The invention relates to a distributed computer embedded technology, in particular to a middleware system of a distributed fault tolerance flight control computer based on deterministic communication. The system is arranged between an application and a hardware driver. The system comprises a management module, a member management module, a redundancy management module, a first input/output interface and a second input/output interface. By using the system, the difficulties in application development of a multi-redundancy system can be effectively overcome and the expandability and usability of the distributed system are improved.

Description

A kind of middleware system of distributed fault-tolerance flight control computer of deterministic communication
Technical field
The present invention relates to a kind of distributed computer embedded technology, be specifically related to a kind of middleware system of distributed fault-tolerance flight control computer of deterministic communication.
Background technology
Fault-tolerant flight control computer system is as the core component of flight control system, and its security, reliability directly have influence on the viability of aircraft.Flight control computer system, as typical airborne fault-tolerant computer system, experienced by the development from the distributed fault-tolerance computer system of centralized fax flight control computer system, bus communication to the distributed flight control computer system based on switching network.

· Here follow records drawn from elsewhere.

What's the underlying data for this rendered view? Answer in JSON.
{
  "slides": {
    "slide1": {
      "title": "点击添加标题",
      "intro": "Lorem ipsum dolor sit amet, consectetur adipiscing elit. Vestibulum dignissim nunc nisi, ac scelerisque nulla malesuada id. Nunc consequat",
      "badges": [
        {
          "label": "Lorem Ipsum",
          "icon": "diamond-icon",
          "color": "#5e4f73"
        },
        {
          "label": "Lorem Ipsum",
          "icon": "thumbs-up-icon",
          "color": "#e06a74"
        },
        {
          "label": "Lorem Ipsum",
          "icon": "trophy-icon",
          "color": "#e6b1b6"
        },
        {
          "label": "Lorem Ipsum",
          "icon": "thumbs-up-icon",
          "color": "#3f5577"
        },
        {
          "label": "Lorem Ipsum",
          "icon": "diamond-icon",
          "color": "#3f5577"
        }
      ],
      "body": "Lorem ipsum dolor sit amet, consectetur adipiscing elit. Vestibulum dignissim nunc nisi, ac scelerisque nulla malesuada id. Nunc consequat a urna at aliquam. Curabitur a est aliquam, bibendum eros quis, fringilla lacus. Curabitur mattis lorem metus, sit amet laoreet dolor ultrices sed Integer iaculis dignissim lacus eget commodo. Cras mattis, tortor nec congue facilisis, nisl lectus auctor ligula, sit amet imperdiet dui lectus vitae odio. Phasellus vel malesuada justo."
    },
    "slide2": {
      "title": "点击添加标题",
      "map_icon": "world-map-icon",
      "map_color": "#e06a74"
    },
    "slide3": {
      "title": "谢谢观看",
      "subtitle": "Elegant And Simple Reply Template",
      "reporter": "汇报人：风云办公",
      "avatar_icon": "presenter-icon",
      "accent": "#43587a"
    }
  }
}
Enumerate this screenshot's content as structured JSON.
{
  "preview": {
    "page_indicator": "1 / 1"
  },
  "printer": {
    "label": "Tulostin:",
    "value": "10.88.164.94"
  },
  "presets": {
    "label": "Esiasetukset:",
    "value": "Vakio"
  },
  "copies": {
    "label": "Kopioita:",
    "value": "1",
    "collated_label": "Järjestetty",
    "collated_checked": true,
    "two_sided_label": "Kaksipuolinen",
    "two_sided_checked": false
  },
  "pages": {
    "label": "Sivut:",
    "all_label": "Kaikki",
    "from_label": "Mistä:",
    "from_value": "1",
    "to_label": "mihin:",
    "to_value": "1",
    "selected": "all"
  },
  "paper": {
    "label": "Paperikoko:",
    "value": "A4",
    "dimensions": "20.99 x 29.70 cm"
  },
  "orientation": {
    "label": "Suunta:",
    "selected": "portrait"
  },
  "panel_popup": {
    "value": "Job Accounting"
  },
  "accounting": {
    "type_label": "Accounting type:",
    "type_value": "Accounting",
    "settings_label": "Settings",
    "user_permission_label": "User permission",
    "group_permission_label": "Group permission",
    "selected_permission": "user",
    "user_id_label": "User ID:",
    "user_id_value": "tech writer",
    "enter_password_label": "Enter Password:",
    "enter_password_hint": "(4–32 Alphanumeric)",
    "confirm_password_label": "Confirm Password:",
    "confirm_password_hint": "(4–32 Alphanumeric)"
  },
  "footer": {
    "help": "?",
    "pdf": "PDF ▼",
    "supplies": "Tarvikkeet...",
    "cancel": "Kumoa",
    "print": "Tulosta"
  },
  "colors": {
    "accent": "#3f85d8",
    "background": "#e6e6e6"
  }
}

The control remaining software package that flies in the past contains the contents such as redundancy management, failure monitoring and fault handling, software usually and upper layer application close-coupled, therefore the application software developed and hardware design relation are comparatively large, need overlapping development for different platforms and different demands.For the software that triangular web is developed, system is difficult to expansion, and between different system, software also transplants difficulty.
Summary of the invention
In order to solve the problem in background technology, the present invention proposes a kind of need be undertaken alternately by the data-interface that defines and middleware interface, facilitate distributed fault-tolerance allocation of computer, and add the middleware system of the distributed fault-tolerance flight control computer of the deterministic communication of the extensibility of system.

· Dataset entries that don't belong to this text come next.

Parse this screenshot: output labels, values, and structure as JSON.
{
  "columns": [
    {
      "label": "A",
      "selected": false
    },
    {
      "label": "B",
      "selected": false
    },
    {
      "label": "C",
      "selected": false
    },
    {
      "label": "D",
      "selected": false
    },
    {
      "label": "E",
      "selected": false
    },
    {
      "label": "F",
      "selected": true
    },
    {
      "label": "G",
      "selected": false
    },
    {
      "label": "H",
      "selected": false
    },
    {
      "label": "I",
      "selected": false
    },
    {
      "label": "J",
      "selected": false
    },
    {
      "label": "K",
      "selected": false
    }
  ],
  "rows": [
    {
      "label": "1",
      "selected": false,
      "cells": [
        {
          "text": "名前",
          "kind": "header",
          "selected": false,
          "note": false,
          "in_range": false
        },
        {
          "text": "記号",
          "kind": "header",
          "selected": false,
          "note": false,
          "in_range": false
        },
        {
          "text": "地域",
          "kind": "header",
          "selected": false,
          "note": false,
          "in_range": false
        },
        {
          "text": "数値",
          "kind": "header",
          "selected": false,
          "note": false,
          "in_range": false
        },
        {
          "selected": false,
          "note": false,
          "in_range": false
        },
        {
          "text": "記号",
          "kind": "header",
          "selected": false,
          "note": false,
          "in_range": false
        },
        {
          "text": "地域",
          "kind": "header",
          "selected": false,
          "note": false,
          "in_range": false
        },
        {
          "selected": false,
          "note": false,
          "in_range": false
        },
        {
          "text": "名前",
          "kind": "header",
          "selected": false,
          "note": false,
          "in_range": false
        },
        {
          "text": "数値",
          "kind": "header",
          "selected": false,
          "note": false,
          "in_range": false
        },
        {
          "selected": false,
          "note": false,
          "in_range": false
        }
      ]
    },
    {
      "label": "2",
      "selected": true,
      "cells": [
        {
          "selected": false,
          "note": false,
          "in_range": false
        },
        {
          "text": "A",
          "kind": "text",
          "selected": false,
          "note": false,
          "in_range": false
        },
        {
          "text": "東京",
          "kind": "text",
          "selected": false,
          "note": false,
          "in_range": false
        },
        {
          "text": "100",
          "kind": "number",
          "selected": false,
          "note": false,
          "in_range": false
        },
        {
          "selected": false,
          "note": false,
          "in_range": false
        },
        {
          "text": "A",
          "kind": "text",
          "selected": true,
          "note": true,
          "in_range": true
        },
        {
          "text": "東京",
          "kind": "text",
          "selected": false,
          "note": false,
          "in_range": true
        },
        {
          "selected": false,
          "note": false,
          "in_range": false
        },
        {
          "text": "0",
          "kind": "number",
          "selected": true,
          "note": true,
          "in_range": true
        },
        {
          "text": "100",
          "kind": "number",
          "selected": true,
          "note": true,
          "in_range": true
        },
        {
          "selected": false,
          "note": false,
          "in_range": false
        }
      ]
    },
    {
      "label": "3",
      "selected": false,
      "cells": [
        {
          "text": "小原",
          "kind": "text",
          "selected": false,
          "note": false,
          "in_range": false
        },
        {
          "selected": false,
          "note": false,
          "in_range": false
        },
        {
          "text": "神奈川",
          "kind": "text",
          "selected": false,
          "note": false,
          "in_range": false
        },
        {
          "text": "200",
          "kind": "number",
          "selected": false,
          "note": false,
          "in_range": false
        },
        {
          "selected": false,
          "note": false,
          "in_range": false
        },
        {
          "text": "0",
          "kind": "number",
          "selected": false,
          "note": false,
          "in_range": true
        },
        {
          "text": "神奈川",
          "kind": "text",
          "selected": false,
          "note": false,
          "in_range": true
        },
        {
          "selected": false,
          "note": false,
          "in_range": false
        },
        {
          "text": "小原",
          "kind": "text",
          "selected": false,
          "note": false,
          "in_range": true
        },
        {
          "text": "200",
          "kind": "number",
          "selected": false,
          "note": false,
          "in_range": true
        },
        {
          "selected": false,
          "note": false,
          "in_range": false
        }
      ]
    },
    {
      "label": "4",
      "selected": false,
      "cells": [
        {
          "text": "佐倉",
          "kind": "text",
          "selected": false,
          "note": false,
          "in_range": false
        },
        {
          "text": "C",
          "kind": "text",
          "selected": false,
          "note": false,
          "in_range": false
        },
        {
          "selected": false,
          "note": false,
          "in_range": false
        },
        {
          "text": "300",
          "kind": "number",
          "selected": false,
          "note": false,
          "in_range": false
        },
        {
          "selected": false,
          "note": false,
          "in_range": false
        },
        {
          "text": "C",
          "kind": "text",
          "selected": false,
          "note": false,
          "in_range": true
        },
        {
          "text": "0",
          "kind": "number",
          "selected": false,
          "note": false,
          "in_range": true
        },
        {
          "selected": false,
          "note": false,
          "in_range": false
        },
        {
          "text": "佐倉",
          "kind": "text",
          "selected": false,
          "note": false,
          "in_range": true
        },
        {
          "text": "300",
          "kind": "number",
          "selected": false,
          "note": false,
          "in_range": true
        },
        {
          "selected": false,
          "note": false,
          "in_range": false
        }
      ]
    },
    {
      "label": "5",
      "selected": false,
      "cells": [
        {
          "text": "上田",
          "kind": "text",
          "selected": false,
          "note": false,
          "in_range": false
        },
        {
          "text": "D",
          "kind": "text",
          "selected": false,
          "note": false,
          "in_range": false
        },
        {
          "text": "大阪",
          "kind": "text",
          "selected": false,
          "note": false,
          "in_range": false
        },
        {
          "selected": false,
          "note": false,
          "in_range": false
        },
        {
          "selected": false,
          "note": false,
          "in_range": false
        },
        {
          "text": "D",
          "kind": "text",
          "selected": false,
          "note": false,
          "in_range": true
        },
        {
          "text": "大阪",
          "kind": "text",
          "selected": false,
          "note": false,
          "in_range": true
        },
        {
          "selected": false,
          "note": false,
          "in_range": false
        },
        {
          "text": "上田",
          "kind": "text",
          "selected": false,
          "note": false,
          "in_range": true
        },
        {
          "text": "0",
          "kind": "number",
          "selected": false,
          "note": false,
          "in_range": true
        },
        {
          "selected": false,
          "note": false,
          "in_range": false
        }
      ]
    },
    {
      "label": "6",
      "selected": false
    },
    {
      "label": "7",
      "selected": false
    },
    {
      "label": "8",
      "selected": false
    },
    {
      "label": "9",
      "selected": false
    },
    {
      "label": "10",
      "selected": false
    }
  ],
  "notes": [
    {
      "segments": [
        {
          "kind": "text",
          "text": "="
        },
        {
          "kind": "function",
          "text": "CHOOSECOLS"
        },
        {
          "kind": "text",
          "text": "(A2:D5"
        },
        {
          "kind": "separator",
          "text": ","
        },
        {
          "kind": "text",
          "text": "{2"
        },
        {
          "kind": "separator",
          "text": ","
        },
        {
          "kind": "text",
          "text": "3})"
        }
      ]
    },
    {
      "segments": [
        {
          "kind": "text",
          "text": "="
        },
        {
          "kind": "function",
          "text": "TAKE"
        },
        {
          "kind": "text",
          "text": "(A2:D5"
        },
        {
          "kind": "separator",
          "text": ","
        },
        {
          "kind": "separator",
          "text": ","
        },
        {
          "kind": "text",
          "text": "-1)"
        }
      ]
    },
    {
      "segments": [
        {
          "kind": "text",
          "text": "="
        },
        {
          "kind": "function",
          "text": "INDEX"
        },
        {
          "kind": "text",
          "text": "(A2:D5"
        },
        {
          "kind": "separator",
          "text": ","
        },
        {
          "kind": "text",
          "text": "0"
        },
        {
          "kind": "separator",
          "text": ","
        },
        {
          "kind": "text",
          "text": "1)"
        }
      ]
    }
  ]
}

Technical scheme of the present invention is:
The present invention proposes a kind of middleware system of distributed fault-tolerance flight control computer of deterministic communication, it is characterized in that: be arranged between application program and hardware driving; Comprise administration module, member management module, redundancy management module, the first IO interface and the second IO interface;
Described health control module is used for failure monitoring, fault handling, the record trouble message of computer node self and judges whether computer node is healthy node;
Described member management module is used for making institute's unsoundness node information after completing a cycle renewal consistent;
Described redundancy management module is used for carrying out remaining voting to the data that each computer node collects, and the value after voting is passed to application program by the first IO interface and processes, and result is sent to flight control unit;
First IO interface is used for the intercommunication with application program; Second IO interface is used for the intercommunication with hardware driving.

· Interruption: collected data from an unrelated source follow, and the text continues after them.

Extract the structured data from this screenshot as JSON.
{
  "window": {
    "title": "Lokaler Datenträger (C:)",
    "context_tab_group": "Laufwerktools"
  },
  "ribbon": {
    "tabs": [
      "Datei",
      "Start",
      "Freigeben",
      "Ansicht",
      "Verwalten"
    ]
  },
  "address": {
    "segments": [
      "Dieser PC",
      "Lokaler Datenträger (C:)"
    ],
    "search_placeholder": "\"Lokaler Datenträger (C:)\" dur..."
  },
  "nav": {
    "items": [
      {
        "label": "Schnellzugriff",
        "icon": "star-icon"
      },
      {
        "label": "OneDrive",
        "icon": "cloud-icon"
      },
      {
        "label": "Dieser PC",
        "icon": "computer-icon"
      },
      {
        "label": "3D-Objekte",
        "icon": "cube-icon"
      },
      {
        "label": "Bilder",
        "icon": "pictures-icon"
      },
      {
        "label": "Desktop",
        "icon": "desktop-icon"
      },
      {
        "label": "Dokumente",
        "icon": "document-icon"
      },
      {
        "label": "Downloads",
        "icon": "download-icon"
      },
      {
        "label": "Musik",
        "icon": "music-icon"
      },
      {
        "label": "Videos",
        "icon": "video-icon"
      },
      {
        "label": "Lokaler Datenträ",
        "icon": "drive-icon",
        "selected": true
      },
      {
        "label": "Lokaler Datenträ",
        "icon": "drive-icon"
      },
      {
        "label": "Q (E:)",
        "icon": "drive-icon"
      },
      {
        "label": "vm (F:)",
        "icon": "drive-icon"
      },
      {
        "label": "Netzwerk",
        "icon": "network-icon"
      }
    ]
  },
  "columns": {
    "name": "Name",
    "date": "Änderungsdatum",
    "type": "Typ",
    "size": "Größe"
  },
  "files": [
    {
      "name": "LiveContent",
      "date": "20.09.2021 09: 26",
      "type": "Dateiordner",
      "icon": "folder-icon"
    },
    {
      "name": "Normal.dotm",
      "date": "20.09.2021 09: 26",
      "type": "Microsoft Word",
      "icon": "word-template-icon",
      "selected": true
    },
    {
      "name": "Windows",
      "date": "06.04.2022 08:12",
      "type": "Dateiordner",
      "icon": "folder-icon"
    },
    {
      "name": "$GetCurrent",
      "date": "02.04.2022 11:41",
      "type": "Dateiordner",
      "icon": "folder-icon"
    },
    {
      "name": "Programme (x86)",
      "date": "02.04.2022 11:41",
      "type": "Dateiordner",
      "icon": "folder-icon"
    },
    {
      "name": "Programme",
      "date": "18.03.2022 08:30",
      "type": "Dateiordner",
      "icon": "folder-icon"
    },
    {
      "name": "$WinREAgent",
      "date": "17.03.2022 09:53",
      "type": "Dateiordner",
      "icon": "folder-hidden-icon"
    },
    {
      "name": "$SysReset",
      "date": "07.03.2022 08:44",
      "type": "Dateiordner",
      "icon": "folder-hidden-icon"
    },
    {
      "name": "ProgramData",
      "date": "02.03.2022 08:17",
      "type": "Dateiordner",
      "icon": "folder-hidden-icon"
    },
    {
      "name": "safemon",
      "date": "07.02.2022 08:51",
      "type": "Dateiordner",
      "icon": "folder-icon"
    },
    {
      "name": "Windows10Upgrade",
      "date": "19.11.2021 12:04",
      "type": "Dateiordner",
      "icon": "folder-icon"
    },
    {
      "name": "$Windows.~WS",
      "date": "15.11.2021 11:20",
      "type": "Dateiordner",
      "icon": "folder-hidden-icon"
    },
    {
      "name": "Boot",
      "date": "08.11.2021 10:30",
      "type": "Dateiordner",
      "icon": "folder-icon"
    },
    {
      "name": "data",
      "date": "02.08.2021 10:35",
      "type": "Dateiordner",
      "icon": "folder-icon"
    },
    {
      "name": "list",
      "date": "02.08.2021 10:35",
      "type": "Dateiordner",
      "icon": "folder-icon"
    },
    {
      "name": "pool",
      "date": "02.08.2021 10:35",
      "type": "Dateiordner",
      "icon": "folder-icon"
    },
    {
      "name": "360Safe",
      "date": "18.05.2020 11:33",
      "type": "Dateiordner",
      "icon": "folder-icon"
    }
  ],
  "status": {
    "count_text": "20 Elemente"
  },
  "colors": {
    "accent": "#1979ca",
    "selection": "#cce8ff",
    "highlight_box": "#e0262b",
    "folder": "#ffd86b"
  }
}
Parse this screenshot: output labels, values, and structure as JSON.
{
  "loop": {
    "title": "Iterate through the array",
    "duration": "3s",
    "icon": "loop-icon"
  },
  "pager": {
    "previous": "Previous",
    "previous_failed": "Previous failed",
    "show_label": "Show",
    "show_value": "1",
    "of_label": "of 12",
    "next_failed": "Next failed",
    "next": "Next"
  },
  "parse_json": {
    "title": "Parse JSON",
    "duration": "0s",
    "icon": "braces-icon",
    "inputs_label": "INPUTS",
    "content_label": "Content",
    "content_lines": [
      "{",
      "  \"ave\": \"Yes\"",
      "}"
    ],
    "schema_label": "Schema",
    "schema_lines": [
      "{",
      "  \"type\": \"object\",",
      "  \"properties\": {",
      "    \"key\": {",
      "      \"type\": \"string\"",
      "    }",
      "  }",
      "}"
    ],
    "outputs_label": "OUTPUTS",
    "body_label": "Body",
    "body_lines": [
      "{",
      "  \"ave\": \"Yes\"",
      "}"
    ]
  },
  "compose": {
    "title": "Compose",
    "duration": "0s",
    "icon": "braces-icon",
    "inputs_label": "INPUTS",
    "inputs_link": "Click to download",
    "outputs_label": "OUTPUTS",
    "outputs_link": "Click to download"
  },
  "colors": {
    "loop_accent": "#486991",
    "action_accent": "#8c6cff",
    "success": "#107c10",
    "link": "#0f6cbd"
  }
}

Upper described health control module comprises power-on self-test die trial block, cycle self-test module and hardware logic module;
Described power-on self-test tries out the health status in detection node hardware, if normally, then initialization own node enters trusted members's list, otherwise mourns in silence self; Described trusted members's list be based upon node this locality for storage node self whether can list;
Described cycle self-test module does periodic Autonomous test to node hardware, comprises cpu test, ram test, timer test, interface testing;
Hardware logic module is used for warning and the hardware effort condition monitoring of software fault.
For making, the unsoundness node concrete grammar that information is consistent after completing a cycle renewal is above-mentioned member management module:
1) each computer node of each cycle and TTE clock synchronization of ad; Described TTE network clocking is the clock that all computer nodes have;
2) carry out synchronously to all computer nodes self trusted members's list and application data result within the set time; Described application data is for the parameter, the data message that control of flying.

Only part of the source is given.